Machine learning prediction of protein abundance by codon usage metrics

Detalhes bibliográficos
Ano de defesa: 2020
Autor(a) principal: Ferreira, Maurício Alexander de Moura
Orientador(a): Não Informado pela instituição
Banca de defesa: Não Informado pela instituição
Tipo de documento: Dissertação
Tipo de acesso: Acesso aberto
Idioma: eng
Instituição de defesa: Universidade Federal de Viçosa
Programa de Pós-Graduação: Não Informado pela instituição
Departamento: Não Informado pela instituição
País: Não Informado pela instituição
Palavras-chave em Português:
Link de acesso: https://locus.ufv.br//handle/123456789/27942
Resumo: Proteins are responsible for most physiological processes in the cell, and their abundance provides crucial information for systems biology research.

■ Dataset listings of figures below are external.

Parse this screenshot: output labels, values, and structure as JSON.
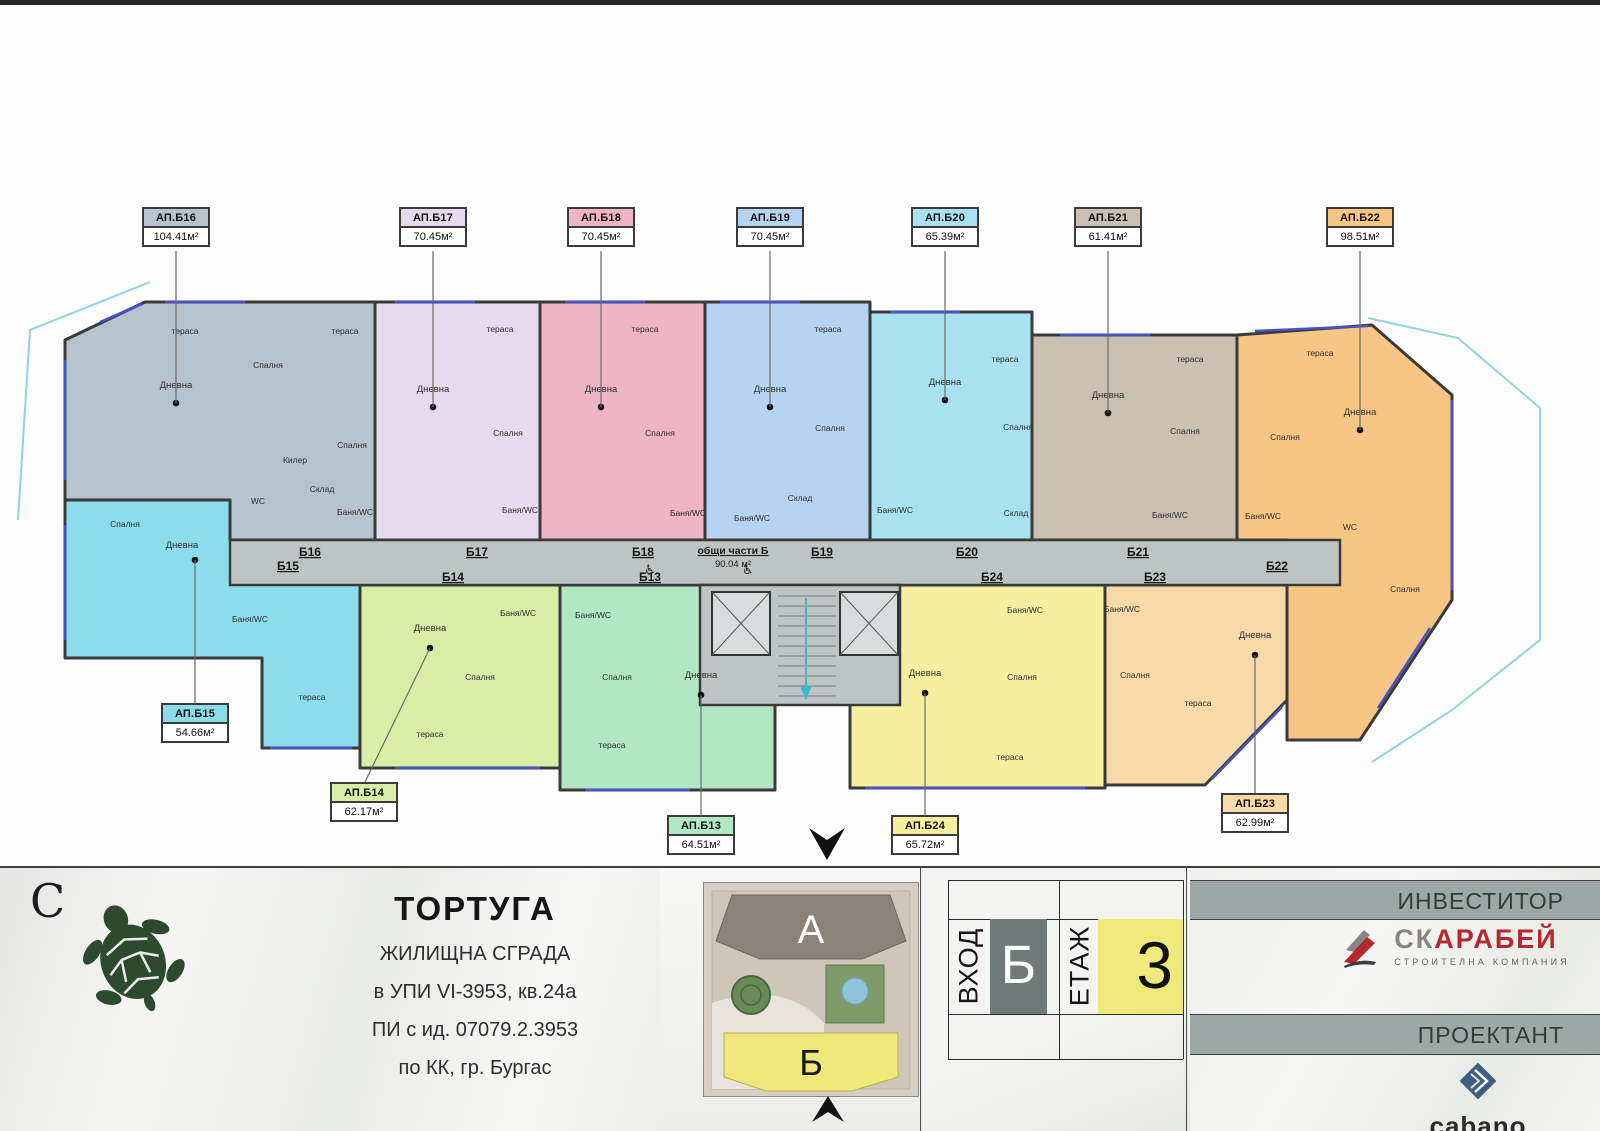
{
  "plan": {
    "common_area": {
      "line1": "общи части Б",
      "line2": "90.04 м²",
      "x": 733,
      "y": 554
    },
    "wheelchairs": [
      [
        650,
        574
      ],
      [
        748,
        574
      ]
    ],
    "door_labels": [
      {
        "t": "Б15",
        "x": 288,
        "y": 570
      },
      {
        "t": "Б16",
        "x": 310,
        "y": 556
      },
      {
        "t": "Б17",
        "x": 477,
        "y": 556
      },
      {
        "t": "Б18",
        "x": 643,
        "y": 556
      },
      {
        "t": "Б19",
        "x": 822,
        "y": 556
      },
      {
        "t": "Б20",
        "x": 967,
        "y": 556
      },
      {
        "t": "Б21",
        "x": 1138,
        "y": 556
      },
      {
        "t": "Б22",
        "x": 1277,
        "y": 570
      },
      {
        "t": "Б14",
        "x": 453,
        "y": 581
      },
      {
        "t": "Б13",
        "x": 650,
        "y": 581
      },
      {
        "t": "Б24",
        "x": 992,
        "y": 581
      },
      {
        "t": "Б23",
        "x": 1155,
        "y": 581
      }
    ],
    "windows": [
      [
        100,
        322,
        142,
        304
      ],
      [
        165,
        302,
        245,
        302
      ],
      [
        395,
        302,
        475,
        302
      ],
      [
        565,
        302,
        645,
        302
      ],
      [
        720,
        302,
        800,
        302
      ],
      [
        890,
        312,
        960,
        312
      ],
      [
        1060,
        335,
        1150,
        335
      ],
      [
        1255,
        331,
        1368,
        326
      ],
      [
        1452,
        400,
        1452,
        590
      ],
      [
        65,
        360,
        65,
        480
      ],
      [
        65,
        525,
        65,
        640
      ],
      [
        270,
        748,
        352,
        748
      ],
      [
        395,
        768,
        540,
        768
      ],
      [
        585,
        790,
        690,
        790
      ],
      [
        865,
        788,
        1085,
        788
      ],
      [
        1212,
        779,
        1282,
        707
      ],
      [
        1430,
        628,
        1378,
        708
      ]
    ],
    "apartments": [
      {
        "id": "b16",
        "name": "АП.Б16",
        "area": "104.41м²",
        "color": "#b5c3ce",
        "poly": "65,340 145,302 375,302 375,540 230,540 230,500 65,500",
        "box": {
          "x": 176,
          "y": 207
        },
        "dot": {
          "x": 176,
          "y": 403
        },
        "rooms": [
          [
            "тераса",
            185,
            334
          ],
          [
            "Спалня",
            268,
            368
          ],
          [
            "тераса",
            345,
            334
          ],
          [
            "Дневна",
            176,
            388
          ],
          [
            "Спалня",
            352,
            448
          ],
          [
            "Килер",
            295,
            463
          ],
          [
            "Склад",
            322,
            492
          ],
          [
            "WC",
            258,
            504
          ],
          [
            "Баня/WC",
            355,
            515
          ]
        ]
      },
      {
        "id": "b17",
        "name": "АП.Б17",
        "area": "70.45м²",
        "color": "#e6daef",
        "poly": "375,302 540,302 540,540 375,540",
        "box": {
          "x": 433,
          "y": 207
        },
        "dot": {
          "x": 433,
          "y": 407
        },
        "rooms": [
          [
            "тераса",
            500,
            332
          ],
          [
            "Дневна",
            433,
            392
          ],
          [
            "Спалня",
            508,
            436
          ],
          [
            "Баня/WC",
            520,
            513
          ]
        ]
      },
      {
        "id": "b18",
        "name": "АП.Б18",
        "area": "70.45м²",
        "color": "#efb4c5",
        "poly": "540,302 705,302 705,540 540,540",
        "box": {
          "x": 601,
          "y": 207
        },
        "dot": {
          "x": 601,
          "y": 407
        },
        "rooms": [
          [
            "тераса",
            645,
            332
          ],
          [
            "Дневна",
            601,
            392
          ],
          [
            "Спалня",
            660,
            436
          ],
          [
            "Баня/WC",
            688,
            516
          ]
        ]
      },
      {
        "id": "b19",
        "name": "АП.Б19",
        "area": "70.45м²",
        "color": "#b6d4f2",
        "poly": "705,302 870,302 870,540 705,540",
        "box": {
          "x": 770,
          "y": 207
        },
        "dot": {
          "x": 770,
          "y": 407
        },
        "rooms": [
          [
            "тераса",
            828,
            332
          ],
          [
            "Дневна",
            770,
            392
          ],
          [
            "Спалня",
            830,
            431
          ],
          [
            "Склад",
            800,
            501
          ],
          [
            "Баня/WC",
            752,
            521
          ]
        ]
      },
      {
        "id": "b20",
        "name": "АП.Б20",
        "area": "65.39м²",
        "color": "#aae1f0",
        "poly": "870,312 1032,312 1032,540 870,540",
        "box": {
          "x": 945,
          "y": 207
        },
        "dot": {
          "x": 945,
          "y": 400
        },
        "rooms": [
          [
            "тераса",
            1005,
            362
          ],
          [
            "Дневна",
            945,
            385
          ],
          [
            "Спалня",
            1018,
            430
          ],
          [
            "Склад",
            1016,
            516
          ],
          [
            "Баня/WC",
            895,
            513
          ]
        ]
      },
      {
        "id": "b21",
        "name": "АП.Б21",
        "area": "61.41м²",
        "color": "#c9c0b1",
        "poly": "1032,335 1237,335 1237,540 1032,540",
        "box": {
          "x": 1108,
          "y": 207
        },
        "dot": {
          "x": 1108,
          "y": 413
        },
        "rooms": [
          [
            "тераса",
            1190,
            362
          ],
          [
            "Дневна",
            1108,
            398
          ],
          [
            "Спалня",
            1185,
            434
          ],
          [
            "Баня/WC",
            1170,
            518
          ]
        ]
      },
      {
        "id": "b22",
        "name": "АП.Б22",
        "area": "98.51м²",
        "color": "#f7c685",
        "poly": "1237,335 1372,325 1452,395 1452,600 1360,740 1287,740 1287,540 1237,540",
        "box": {
          "x": 1360,
          "y": 207
        },
        "dot": {
          "x": 1360,
          "y": 430
        },
        "rooms": [
          [
            "тераса",
            1320,
            356
          ],
          [
            "Дневна",
            1360,
            415
          ],
          [
            "Спалня",
            1285,
            440
          ],
          [
            "Баня/WC",
            1263,
            519
          ],
          [
            "WC",
            1350,
            530
          ],
          [
            "Спалня",
            1405,
            592
          ]
        ]
      },
      {
        "id": "b15",
        "name": "АП.Б15",
        "area": "54.66м²",
        "color": "#8cdcec",
        "poly": "65,500 230,500 230,540 360,540 360,748 262,748 262,658 65,658",
        "box": {
          "x": 195,
          "y": 703
        },
        "dot": {
          "x": 195,
          "y": 560
        },
        "rooms": [
          [
            "Спалня",
            125,
            527
          ],
          [
            "Дневна",
            182,
            548
          ],
          [
            "Баня/WC",
            250,
            622
          ],
          [
            "тераса",
            312,
            700
          ]
        ]
      },
      {
        "id": "b14",
        "name": "АП.Б14",
        "area": "62.17м²",
        "color": "#d9eda7",
        "poly": "360,585 560,585 560,768 360,768",
        "box": {
          "x": 364,
          "y": 782
        },
        "dot": {
          "x": 430,
          "y": 648
        },
        "rooms": [
          [
            "Дневна",
            430,
            631
          ],
          [
            "Баня/WC",
            518,
            616
          ],
          [
            "Спалня",
            480,
            680
          ],
          [
            "тераса",
            430,
            737
          ]
        ]
      },
      {
        "id": "b13",
        "name": "АП.Б13",
        "area": "64.51м²",
        "color": "#b1e8c3",
        "poly": "560,585 715,585 715,655 775,655 775,790 560,790",
        "box": {
          "x": 701,
          "y": 815
        },
        "dot": {
          "x": 701,
          "y": 695
        },
        "rooms": [
          [
            "Баня/WC",
            593,
            618
          ],
          [
            "Спалня",
            617,
            680
          ],
          [
            "Дневна",
            701,
            678
          ],
          [
            "тераса",
            612,
            748
          ]
        ]
      },
      {
        "id": "b24",
        "name": "АП.Б24",
        "area": "65.72м²",
        "color": "#f5ef9f",
        "poly": "850,585 1105,585 1105,788 850,788",
        "box": {
          "x": 925,
          "y": 815
        },
        "dot": {
          "x": 925,
          "y": 693
        },
        "rooms": [
          [
            "Дневна",
            925,
            676
          ],
          [
            "Баня/WC",
            1025,
            613
          ],
          [
            "Спалня",
            1022,
            680
          ],
          [
            "тераса",
            1010,
            760
          ]
        ]
      },
      {
        "id": "b23",
        "name": "АП.Б23",
        "area": "62.99м²",
        "color": "#f8d9a9",
        "poly": "1105,585 1287,585 1287,700 1205,785 1105,785",
        "box": {
          "x": 1255,
          "y": 793
        },
        "dot": {
          "x": 1255,
          "y": 655
        },
        "rooms": [
          [
            "Баня/WC",
            1122,
            612
          ],
          [
            "Дневна",
            1255,
            638
          ],
          [
            "Спалня",
            1135,
            678
          ],
          [
            "тераса",
            1198,
            706
          ]
        ]
      }
    ]
  },
  "footer": {
    "north_letter": "С",
    "brand": {
      "title": "ТОРТУГА",
      "line1": "ЖИЛИЩНА СГРАДА",
      "line2": "в УПИ VI-3953, кв.24а",
      "line3": "ПИ с ид. 07079.2.3953",
      "line4": "по КК, гр. Бургас"
    },
    "siteplan": {
      "building_a": "А",
      "building_b": "Б"
    },
    "entrance": {
      "label": "ВХОД",
      "value": "Б"
    },
    "floor": {
      "label": "ЕТАЖ",
      "value": "3"
    },
    "investor": {
      "label": "ИНВЕСТИТОР",
      "name_gray": "СК",
      "name_red": "АРАБЕЙ",
      "subtitle": "СТРОИТЕЛНА  КОМПАНИЯ"
    },
    "designer": {
      "label": "ПРОЕКТАНТ",
      "name": "cabano"
    }
  },
  "colors": {
    "corridor": "#bdc4c3",
    "wall": "#3a3a3a",
    "window_blue": "#4653c8",
    "entrance_box": "#6e7b79",
    "floor_box": "#efe87b",
    "header_bar": "#9ba8a5",
    "scarab_red": "#b5282d",
    "scarab_gray": "#8a8580",
    "cabano_blue": "#3f5e7e",
    "site_building_a": "#8b8278",
    "site_building_b": "#eee77c"
  }
}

Protein abundance is determined by a number of factors, such as mRNA abundance, translation efficiency, protein turnover rate, and codon usage bias. New frameworks of genome-scale metabolic models have been recently developed to simulate phenotypes taking into account protein abundance data along with enzyme kinetics. However, these models still have the limitation of dataset availability, which impairs their reconstruction. This is due to limitations in absolute protein quantification methods, such as mass spectrometry. Moreover, absolute protein quantification has been mostly limited to model species, such as Escherichia coli and Saccharomyces cerevisiae, which hinders system biology endeavours in non-model species. Codon usage bias directly affects translation dynamics, which in turn affects protein levels, and many metrics for codon usage have been developed in order to clarify this phenomenon. In this study, it was evaluated the effect of codon usage bias of genes in protein abundance. Notably, many differences regarding codon usage patterns between genes coding for highly abundant proteins and genes coding for less abundant proteins were observed. Based on these differences, various codon metrics coupled with machine learning algorithms were applied to predict the absolute abundance of proteins used by S. cerevisiae. The machine learning models predicted protein abundances from codon usage metrics with remarkable accuracy. Upon integration of the predicted protein abundance in enzyme-constrained genome-scale metabolic models, the simulated phenotypes closely matched experimental data, which demonstrates that the built predictive models are valuable tools for systems metabolic engineering approaches Keywords: Codon usage bias. Metabolic modelling. Metabolic engineering.